Alma Gold - Possibly my favorite fig.  It is the first to ripen here in VB as a gold/green fig, continues throughout the summer and finishes as a deep bronze fruit in the late fall.  Our most prolific and continuous producer.  Rarely splits or sours and produces hundreds of figs every season.  Makes insanely good fig jam!  (Yep, it is the same as just Alma - we added the Gold at the nursery so folks would know what it was like.)


Bob, could you post a picture of Alma's leaf?
Suzi

That was Sybil's photo.  Mine are babies so the leaves wont have their mature shapes yet.  Jon has some photos here with very different leaf shapes.

We have at least 9 survivors, 3 showing active growth with tiny little darling leaves, and the rest with a very green growth tip looking ready to leaf out. 

They are happy to be outside in partial sun/shade under the canopy of the grapevines, and are showing their gratitude to me for killing the fungus gnats!

I'll have plants to share with any adventurous here, since this is a truly unknown fig tree.

I will say it was fully loaded with figs, and in late August, I'll go back and see how the figs look, and hopefully taste.
Suzi

Please put me on your "adventurous" list!
That's a real beauty!
I can't remember where I saw the picture of a huge fig leaf like you've just posted with 10"-12" leaves.
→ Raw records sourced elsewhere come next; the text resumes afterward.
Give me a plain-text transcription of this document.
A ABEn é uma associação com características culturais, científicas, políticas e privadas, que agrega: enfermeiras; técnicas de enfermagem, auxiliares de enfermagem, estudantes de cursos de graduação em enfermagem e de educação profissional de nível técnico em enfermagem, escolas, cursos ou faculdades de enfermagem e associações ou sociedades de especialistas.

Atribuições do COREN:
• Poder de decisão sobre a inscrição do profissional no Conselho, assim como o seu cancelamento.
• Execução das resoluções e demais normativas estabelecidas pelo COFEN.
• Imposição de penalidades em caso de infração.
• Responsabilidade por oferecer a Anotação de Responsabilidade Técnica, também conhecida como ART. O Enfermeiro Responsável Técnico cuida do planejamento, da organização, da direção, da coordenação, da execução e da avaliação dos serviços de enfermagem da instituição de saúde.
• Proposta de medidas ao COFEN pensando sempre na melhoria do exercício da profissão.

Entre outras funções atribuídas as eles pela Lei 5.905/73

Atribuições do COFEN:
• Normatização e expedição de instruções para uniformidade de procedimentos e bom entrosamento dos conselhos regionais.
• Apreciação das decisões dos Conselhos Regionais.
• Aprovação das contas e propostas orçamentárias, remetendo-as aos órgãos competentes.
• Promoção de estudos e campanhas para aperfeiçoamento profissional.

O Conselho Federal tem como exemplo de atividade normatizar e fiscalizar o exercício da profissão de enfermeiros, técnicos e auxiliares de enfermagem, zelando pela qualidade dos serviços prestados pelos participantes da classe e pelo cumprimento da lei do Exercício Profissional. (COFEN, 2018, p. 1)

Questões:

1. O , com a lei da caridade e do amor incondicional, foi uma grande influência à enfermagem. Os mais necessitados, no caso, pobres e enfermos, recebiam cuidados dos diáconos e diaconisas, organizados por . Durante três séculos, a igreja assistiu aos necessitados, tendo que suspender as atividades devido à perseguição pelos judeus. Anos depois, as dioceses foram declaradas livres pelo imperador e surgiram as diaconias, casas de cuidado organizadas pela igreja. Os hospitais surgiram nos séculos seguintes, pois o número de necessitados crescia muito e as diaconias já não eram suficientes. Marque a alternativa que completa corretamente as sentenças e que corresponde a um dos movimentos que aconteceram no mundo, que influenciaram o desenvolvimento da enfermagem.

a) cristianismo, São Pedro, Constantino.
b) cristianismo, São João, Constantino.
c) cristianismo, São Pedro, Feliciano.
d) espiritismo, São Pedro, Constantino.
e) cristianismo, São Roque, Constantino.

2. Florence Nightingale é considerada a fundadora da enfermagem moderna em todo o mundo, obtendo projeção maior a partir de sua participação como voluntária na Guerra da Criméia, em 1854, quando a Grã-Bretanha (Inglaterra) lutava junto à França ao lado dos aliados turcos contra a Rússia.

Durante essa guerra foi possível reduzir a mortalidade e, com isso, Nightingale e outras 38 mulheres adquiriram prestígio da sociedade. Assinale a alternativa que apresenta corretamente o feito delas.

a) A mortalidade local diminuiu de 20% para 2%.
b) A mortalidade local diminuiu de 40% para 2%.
The variety was in China.
CA has a lot of immigrints from China. Could the fig come from there maybe?

Dan, you are on the "adventurous" list.  I can't testify as to the cold hardiness of this breed.  It grows in a subtropical climate, so you'll have to do the "fig shuffle" with it.  One of these two (aren't they just so cute?...blury but cute), has your name on it!  Mine is on the other.

There are others, ready to pop leaves, but they haven't yet done so.  I'll PM you when they go dormant, and we'll figure out when I should ship bare-root or dormant.

Suzi

PS, I loved reading about your personal miracle!  God is very Good!!

    Attached Images

  • Click image for larger version - Name: 2012-07-25_2.babies.jpg, Views: 33, Size: 92778

Why thank you Suzi!
And God bless you!
After all the reading I've done on here,
it looks like I'm going to have to do the "fig shuffle"
Rather I like it or not! LOL
But, it will be worth it!
The guy came and gave me an estimate last night.
It will cost 3,000 dollars to have my tree professionally removed!
The neighbors are out there trying to cut some of it right now.
I better go check on them  "good ol' boys" to see if anyone needs an ambulance - yet!
 Thanks again Suzi !

Suzi did this plant end up a Caprifig or something good? I'd love to hear an update.

So far this tree bears no figs.  Maybe next year.